There are several Daughters of Saint Jeanne Antida who can boast of this longevity! Certainly, they entered the community even during or just after World War II. Numerous novitiates, large communities, still the same religious habit of the Foundress: austere and solemn, but emphasizing the face in a wide snow-white frame, with an apron that shortened the distances imposed by the imposing veil, because it was reminiscent of the apron of mothers.
Our current “centenarian women” then went through an impressive series of changes in society, especially from the 1960s onward; in the Church, beginning with Vatican II; in the very realities where they lived, day after day, their vow of service to the poor.
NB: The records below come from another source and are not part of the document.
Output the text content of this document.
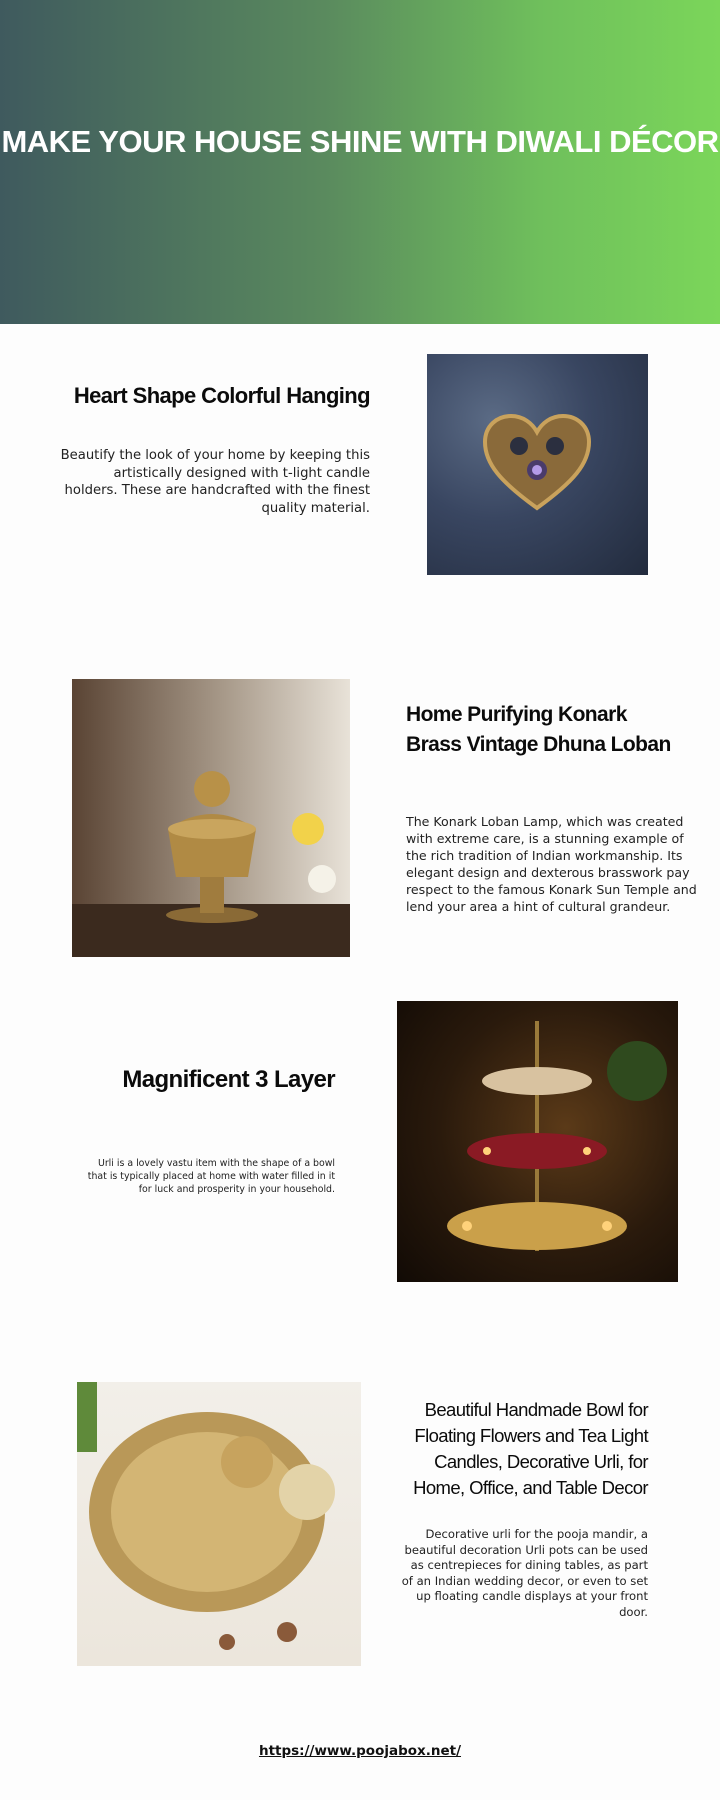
MAKE YOUR HOUSE SHINE WITH DIWALI DÉCOR
Heart Shape Colorful Hanging
Beautify the look of your home by keeping this artistically designed with t-light candle holders. These are handcrafted with the finest quality material.
Home Purifying Konark Brass Vintage Dhuna Loban
The Konark Loban Lamp, which was created with extreme care, is a stunning example of the rich tradition of Indian workmanship. Its elegant design and dexterous brasswork pay respect to the famous Konark Sun Temple and lend your area a hint of cultural grandeur.
Magnificent 3 Layer
Urli is a lovely vastu item with the shape of a bowl that is typically placed at home with water filled in it for luck and prosperity in your household.
Beautiful Handmade Bowl for Floating Flowers and Tea Light Candles, Decorative Urli, for Home, Office, and Table Decor
Decorative urli for the pooja mandir, a beautiful decoration Urli pots can be used as centrepieces for dining tables, as part of an Indian wedding decor, or even to set up floating candle displays at your front door.
https://www.poojabox.net/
Without becoming more dismayed, keeping their hearts fixed in God Alone, ready to adapt to the rapid and profound changes, remaining faithful to the call they received: with a simpler habit, the Breviary in their hands, less numerous and less structured communities, an increasingly choral involvement in the life of the congregation, the Church, the world.
Finally, the time has come for them to welcome elderly and sick sisters into the community, yet another stage in living out the fullness of giving to God and humanity.
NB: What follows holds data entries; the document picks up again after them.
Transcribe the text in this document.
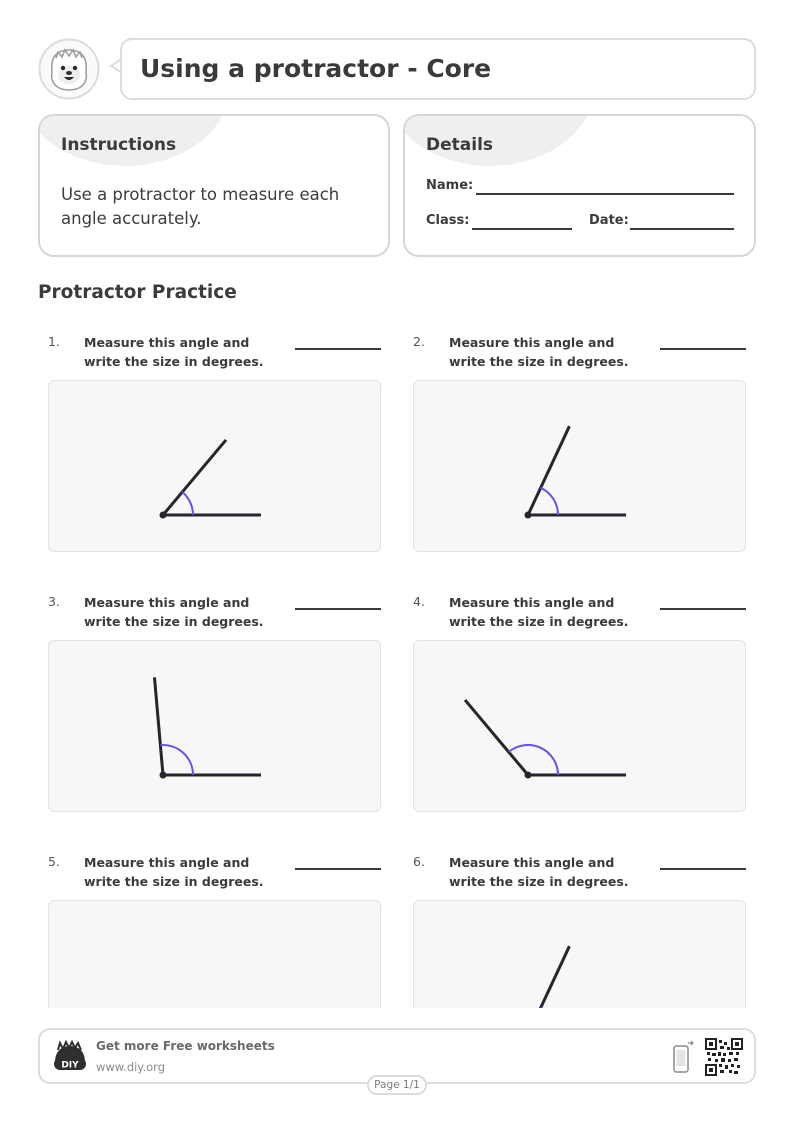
Using a protractor - Core
Instructions
Use a protractor to measure each angle accurately.
Details
Name:
Class:	Date:
Protractor Practice
1. Measure this angle and write the size in degrees.
2. Measure this angle and write the size in degrees.
3. Measure this angle and write the size in degrees.
4. Measure this angle and write the size in degrees.
5. Measure this angle and write the size in degrees.
6. Measure this angle and write the size in degrees.
DIY
Get more Free worksheets
www.diy.org
Page 1/1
And now they are there, rendered frail by age, often in a wheelchair, immobilized in a bed, in an armchair crocheting “for the missions,” but proud to have generously offered their lives to God, to the institute, to the Church, to the poor.
If we are what we are today, if we still have resources to commit to the cause of the Kingdom, we owe it to the resilience, flexibility, courage, and faith of these centenarian women.